Кому они были нужны? Я думаю, что произошла трагическая случайность.
— А если нет? В доме не было яда. Нужно еще выяснить, каким
образом он оказался в бутылке с минеральной водой.
— Кого Халупович принимал до меня?
— Двух женщин. Двух своих знакомых, которых он знал до вас.
Она нахмурилась. Разговор был ей неприятен, но она
мужественно продолжала его, не пытаясь уйти от расспросов. Она была сильной
женщиной, и Дронго понимал, что она также анализирует ситуацию, пытаясь найти
решение.
— У него слишком много знакомых женщин, — жестко усмехнулась
она. — Кто это был? Он говорил вам, кто приезжал к нему до меня?
— Я с ними даже беседовал. Это знакомые Халуповича, с
которыми он общался много лет назад.
Она улыбнулась. Потом рассмеялась. Затем налила в стакан
воды и залпом его выпила.
— Значит, он решил собрать всю свою коллекцию? — горько
заключила она. — Значит, я была для него только бабочкой, украшением его
коллекции?
— Не нужно так категорично, — возразил Дронго. — Это была
его мечта — собрать в Москве женщин, с которыми у него связаны самые лучшие
воспоминания. Вы ведь тоже только что говорили, что Халупович был лучшим вашим
воспоминанием. Может быть, вы в его жизни тоже были таким воспоминанием? Разве
подобное исключено?
— С вами трудно спорить, — призналась она. — Я недавно
бросила курить. У вас нет сигарет?
— Нет, я не курю.
— Я могла бы с вами согласиться, но ведь он пригласил и
других женщин.
— В сорок пять лет жизнь мужчины только начинается, —
напомнил Дронго слова, сказанные ею несколько минут назад. — У него было не так
много женщин, как вы думаете. Хотя, может быть, вы правы — их было так много,
что он несколько запутался. Кроме вас, в его жизни были еще две женщины,
встречи с которыми он хотел вспомнить. Эти встречи были для него очень важны.
— Приятнее быть одной из трех, чем одной из многих, —
саркастически заметила она. — Кто эти женщины?
— Он хотел вас друг с другом познакомить. Устроить этакий
вечер воспоминаний. Один раз в миллениум, как он говорил. Собрать вас, чтобы
вспомнить лучшие страницы собственной судьбы. По-моему, идея несколько
эксцентричная, но у каждого человека есть свои эстетические категории.
— Может быть, яд положила одна из этих женщин? —
предположила Оксана Григорьевна. — Она могла узнать, что Халупович готовится
встретиться с другой женщиной и приревновать его к сопернице.
— К какой сопернице! Он не виделся с ними больше двадцати
лет. Встретив на улице, они бы его не узнали.
— И выходит, что я единственная подозреваемая?

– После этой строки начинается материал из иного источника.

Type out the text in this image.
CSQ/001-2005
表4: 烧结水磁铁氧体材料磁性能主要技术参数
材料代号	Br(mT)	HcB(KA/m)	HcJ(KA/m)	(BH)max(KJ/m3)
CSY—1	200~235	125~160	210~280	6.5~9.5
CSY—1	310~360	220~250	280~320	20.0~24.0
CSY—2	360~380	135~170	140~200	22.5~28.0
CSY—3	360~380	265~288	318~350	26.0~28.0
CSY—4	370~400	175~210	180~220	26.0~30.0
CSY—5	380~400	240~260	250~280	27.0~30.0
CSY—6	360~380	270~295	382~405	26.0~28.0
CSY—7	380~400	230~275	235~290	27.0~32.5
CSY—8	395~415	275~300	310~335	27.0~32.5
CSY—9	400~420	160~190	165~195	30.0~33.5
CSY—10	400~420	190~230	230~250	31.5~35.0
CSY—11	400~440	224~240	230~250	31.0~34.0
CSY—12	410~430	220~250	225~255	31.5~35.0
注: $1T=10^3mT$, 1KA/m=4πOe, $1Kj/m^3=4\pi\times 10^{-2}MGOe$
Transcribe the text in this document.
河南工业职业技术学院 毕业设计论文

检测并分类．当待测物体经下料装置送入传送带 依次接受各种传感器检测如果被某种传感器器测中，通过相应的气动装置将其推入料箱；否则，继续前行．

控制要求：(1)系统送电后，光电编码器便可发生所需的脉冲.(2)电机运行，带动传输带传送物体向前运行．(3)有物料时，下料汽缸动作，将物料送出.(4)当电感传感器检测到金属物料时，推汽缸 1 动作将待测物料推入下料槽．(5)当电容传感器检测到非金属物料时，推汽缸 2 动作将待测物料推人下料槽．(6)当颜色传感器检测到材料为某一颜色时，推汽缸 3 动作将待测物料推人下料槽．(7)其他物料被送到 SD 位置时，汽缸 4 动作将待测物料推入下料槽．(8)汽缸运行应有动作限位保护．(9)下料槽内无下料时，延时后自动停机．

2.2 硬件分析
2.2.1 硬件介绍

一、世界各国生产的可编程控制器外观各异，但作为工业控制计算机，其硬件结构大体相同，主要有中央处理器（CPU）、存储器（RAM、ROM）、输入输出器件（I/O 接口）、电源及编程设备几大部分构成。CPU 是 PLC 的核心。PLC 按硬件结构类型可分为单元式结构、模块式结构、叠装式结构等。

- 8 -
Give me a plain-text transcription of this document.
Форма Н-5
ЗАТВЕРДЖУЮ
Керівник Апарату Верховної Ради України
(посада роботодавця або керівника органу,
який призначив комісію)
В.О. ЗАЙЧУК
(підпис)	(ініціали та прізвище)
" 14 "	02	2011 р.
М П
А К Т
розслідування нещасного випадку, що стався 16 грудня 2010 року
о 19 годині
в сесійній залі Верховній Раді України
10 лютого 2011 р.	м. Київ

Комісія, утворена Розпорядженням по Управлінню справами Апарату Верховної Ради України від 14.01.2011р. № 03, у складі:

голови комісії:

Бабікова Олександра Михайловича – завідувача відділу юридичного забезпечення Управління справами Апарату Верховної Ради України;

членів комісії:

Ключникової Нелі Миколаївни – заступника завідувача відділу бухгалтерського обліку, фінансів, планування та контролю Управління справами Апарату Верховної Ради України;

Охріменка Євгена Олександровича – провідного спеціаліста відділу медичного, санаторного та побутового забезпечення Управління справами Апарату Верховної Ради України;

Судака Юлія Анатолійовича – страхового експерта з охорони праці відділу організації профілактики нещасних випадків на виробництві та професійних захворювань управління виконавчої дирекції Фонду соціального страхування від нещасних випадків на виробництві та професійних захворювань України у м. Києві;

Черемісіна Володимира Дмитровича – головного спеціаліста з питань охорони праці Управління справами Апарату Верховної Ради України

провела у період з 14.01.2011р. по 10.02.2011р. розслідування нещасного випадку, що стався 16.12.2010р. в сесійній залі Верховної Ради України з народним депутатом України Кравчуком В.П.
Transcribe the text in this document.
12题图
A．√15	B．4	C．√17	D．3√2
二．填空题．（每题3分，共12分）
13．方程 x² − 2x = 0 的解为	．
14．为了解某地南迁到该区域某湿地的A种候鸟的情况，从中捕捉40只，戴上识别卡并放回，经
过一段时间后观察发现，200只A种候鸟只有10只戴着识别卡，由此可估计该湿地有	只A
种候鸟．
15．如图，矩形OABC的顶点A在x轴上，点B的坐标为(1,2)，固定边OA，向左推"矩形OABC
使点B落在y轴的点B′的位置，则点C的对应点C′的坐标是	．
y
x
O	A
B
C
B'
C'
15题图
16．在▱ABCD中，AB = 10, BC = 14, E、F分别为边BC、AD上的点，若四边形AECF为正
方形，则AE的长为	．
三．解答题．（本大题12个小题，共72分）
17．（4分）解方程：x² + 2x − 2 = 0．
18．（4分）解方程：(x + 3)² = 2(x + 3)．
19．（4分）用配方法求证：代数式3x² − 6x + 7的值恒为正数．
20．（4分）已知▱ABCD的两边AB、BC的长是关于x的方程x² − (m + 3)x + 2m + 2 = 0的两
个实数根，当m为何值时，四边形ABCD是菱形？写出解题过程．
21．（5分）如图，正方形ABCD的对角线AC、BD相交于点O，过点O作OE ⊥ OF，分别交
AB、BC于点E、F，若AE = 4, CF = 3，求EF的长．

— Не думаю, что единственная.
Она оценила его тактичность. Пожала плечами. Потом
отвернулась к окну. Очевидно, она обдумывала ситуацию.
— В любом случае, — наконец произнесла она, — глупо что-либо
скрывать. Нужно поехать в прокуратуру и рассказать все как есть, чтобы избежать
ненужных осложнений. Я думаю, мне поверят, хотя неприятности мне, конечно, не
нужны.
И в этот момент, словно услышав ее слова, зазвонил телефон.
Дронго подошел к телефону, поднял трубку.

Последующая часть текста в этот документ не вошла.